Representante de entidade de bacharéis defende Mais Médicos

O representante da Associação Ordem dos Bacharéis do Brasil, Vasco Vasconcelos, afirmou hoje (26), em audiência pública no Supremo Tribunal Federal (STF), que o Programa Mais Médicos não feriu nenhum dispositivo constitucional e está cumprindo a “missão de prevenir doenças e salvar vidas”.

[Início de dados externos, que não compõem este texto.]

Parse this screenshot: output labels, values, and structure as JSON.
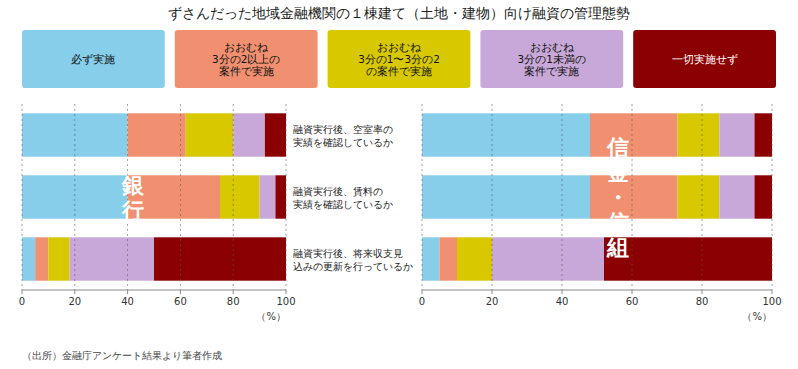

Na avaliação de Vasconcelos, o programa está em sintonia com as diretrizes da Lei Orgânica da Saúde (Lei 8.080/1990). Ele citou que o artigo 2º dessa norma diz que a saúde é um direito fundamental do ser humano, devendo o Estado prover as condições indispensáveis ao seu pleno exercício, enquanto que o parágrafo 1º aponta que o dever do Estado de garantir a saúde consiste na formulação e execução de políticas econômicas e sociais que visem reduzir riscos de doenças e outros agravos e estabelecer condições que assegurem acesso universal e igualitário às ações e aos serviços para a sua promoção, proteção e recuperação.

Ele sustentou ainda que a medida provisória que criou o Mais Médicos foi “exaustivamente debatida” no Congresso Nacional antes de sua aprovação. “Diante do clamor popular e da carência de médicos no Brasil, a presidente Dilma Rousseff tomou a decisão acertada de convocar médicos em caráter emergencial para tratar da população carente do país”, assinalou.

Segundo Vasconcelos, o governo federal pode se utilizar da Lei de Licitações (Lei 8.666/1993) para contratar médicos sem necessidade de licitações nos casos de emergência e calamidade pública. “A contratação de organismos internacionais, como a Opas (Organização Pan-Americana de Saúde), encontra fulcro legal”, defendeu. Ele destacou ainda que o programa prevê a fiscalização dos médicos participantes.